Consumer prices will increase 5.61 percent next year, according to the median forecast in an Oct. 14 central bank survey of about 100 economists published today, up from a forecast of 5.59 percent the previous week. Economists also raised their 2013 inflation forecast to 4.9 percent from 4.85 percent.
“Inflation dynamics are getting worse,” said Flavio Serrano, senior economist at Espirito Santo Investment Bank in Sao Paulo. “The labor market has been driving this situation.
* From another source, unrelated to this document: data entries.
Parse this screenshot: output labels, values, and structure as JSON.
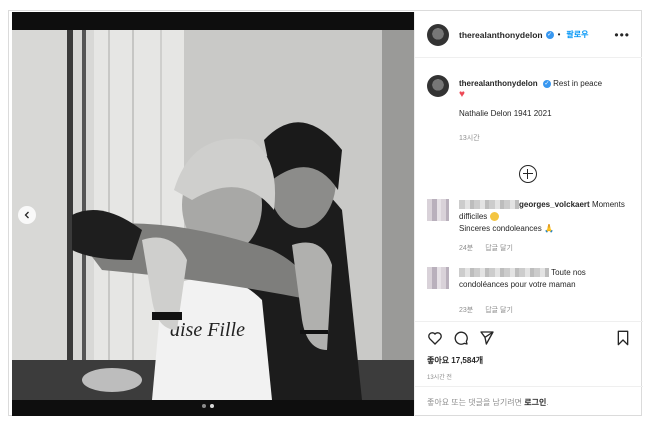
{
  "post": {
    "username": "therealanthonydelon",
    "verified_mark": "✓",
    "follow_label": "팔로우",
    "more_label": "•••"
  },
  "caption": {
    "username": "therealanthonydelon",
    "text": "Rest in peace",
    "heart": "♥",
    "line2": "Nathalie Delon 1941 2021",
    "time": "13시간"
  },
  "comments": [
    {
      "username": "georges_volckaert",
      "text": "Moments difficiles",
      "text2": "Sinceres condoleances 🙏",
      "time": "24분",
      "reply": "답글 달기"
    },
    {
      "username": "",
      "text": "Toute nos condoléances pour votre maman",
      "time": "23분",
      "reply": "답글 달기"
    }
  ],
  "actions": {
    "likes": "좋아요 17,584개",
    "ago": "13시간 전"
  },
  "login_prompt": {
    "text": "좋아요 또는 댓글을 남기려면",
    "link": "로그인",
    "suffix": "."
  },
  "photo": {
    "shirt_text": "aise Fille"
  },
  "colors": {
    "accent": "#0095f6",
    "heart": "#ed4956",
    "muted": "#8e8e8e"
  }
}
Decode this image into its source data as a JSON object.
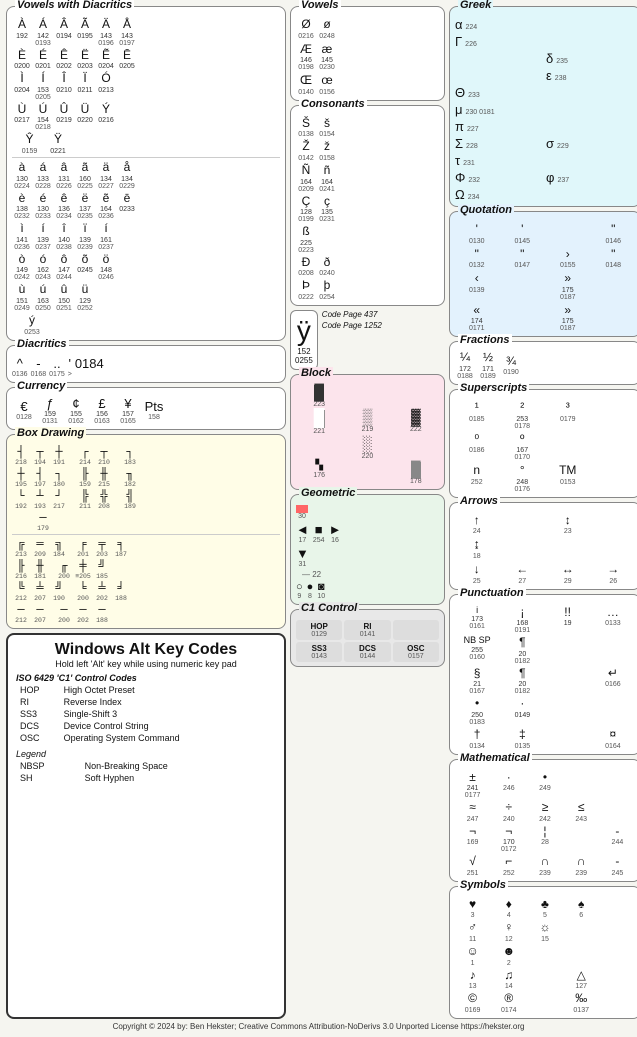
{
  "page": {
    "title": "Windows Alt Key Codes",
    "subtitle": "Hold left 'Alt' key while using numeric key pad",
    "copyright": "Copyright © 2024 by: Ben Hekster; Creative Commons Attribution-NoDerivs 3.0 Unported License https://hekster.org"
  },
  "sections": {
    "vowels_diacritics": {
      "label": "Vowels with Diacritics"
    },
    "vowels": {
      "label": "Vowels"
    },
    "greek": {
      "label": "Greek"
    },
    "quotation": {
      "label": "Quotation"
    },
    "consonants": {
      "label": "Consonants"
    },
    "fractions": {
      "label": "Fractions"
    },
    "superscripts": {
      "label": "Superscripts"
    },
    "diacritics": {
      "label": "Diacritics"
    },
    "currency": {
      "label": "Currency"
    },
    "arrows": {
      "label": "Arrows"
    },
    "box_drawing": {
      "label": "Box Drawing"
    },
    "block": {
      "label": "Block"
    },
    "punctuation": {
      "label": "Punctuation"
    },
    "geometric": {
      "label": "Geometric"
    },
    "mathematical": {
      "label": "Mathematical"
    },
    "c1_control": {
      "label": "C1 Control"
    },
    "symbols": {
      "label": "Symbols"
    }
  },
  "control_codes": {
    "title": "ISO 6429 'C1' Control Codes",
    "items": [
      {
        "code": "HOP",
        "desc": "High Octet Preset"
      },
      {
        "code": "RI",
        "desc": "Reverse Index"
      },
      {
        "code": "SS3",
        "desc": "Single-Shift 3"
      },
      {
        "code": "DCS",
        "desc": "Device Control String"
      },
      {
        "code": "OSC",
        "desc": "Operating System Command"
      }
    ]
  },
  "legend": {
    "label": "Legend",
    "items": [
      {
        "code": "NBSP",
        "desc": "Non-Breaking Space"
      },
      {
        "code": "SH",
        "desc": "Soft Hyphen"
      }
    ]
  },
  "codepage": {
    "code437": "Code Page 437",
    "code1252": "Code Page 1252"
  }
}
We see the unemployment rate below its natural level and, despite that, the central bank is cutting interest rates.”
An improved international scenario over the last two weeks has also worsened the inflation outlook, Serrano said.
The economists surveyed expect the central bank to cut borrowing costs half a point to 11.5 percent at their policy meeting this week, the survey found, after central bank President Alexandre Tombini said that “moderate” rate cuts could protect Brazil from global turbulence. August retail sales and economic activity figures data published last week showed the economy slowing faster than economists had expected.
Interest Rate Futures
The yield on the interest rate futures contract maturing in January 2013, the most traded in Sao Paulo today, fell 3 basis points, or 0.02 percentage point, to 10.52 percent at 8:01 a.m. New York time. The real weakened 0.6 percent to 1.7435 per dollar.
Consumer prices, as measured by the IPCA index, will rise 6.52 percent this year, unchanged from last week’s forecast, the survey found.
Latin America’s biggest economy will grow 3.42 percent this year, down from a forecast of 3.50 percent the previous week, the survey found. Analysts also cut their 2012 growth forecast to 3.6 percent from 3.7 percent.
Tombini surprised analysts Aug. 31 by slashing the benchmark Selic rate 50 basis points to 12 percent, citing a “substantial deterioration” in the global outlook. Analysts expect policy makers to cut the Selic to 11 percent by the end of the year, and to 10.5 percent by the end of 2012, the survey found.
Inflation accelerated for a 13th straight month in September, to 7.31 percent. The central bank targets inflation of 4.5 percent, plus or minus two percentage points.
Unemployment fell to 6 percent in August, a record low for the month, down from 6.7 percent a year earlier.
The economic activity index, a proxy for gross domestic product, contracted 0.53 percent in August from the previous month, its biggest monthly fall since the global financial crisis of 2008. August retail sales fell the most since March 2009.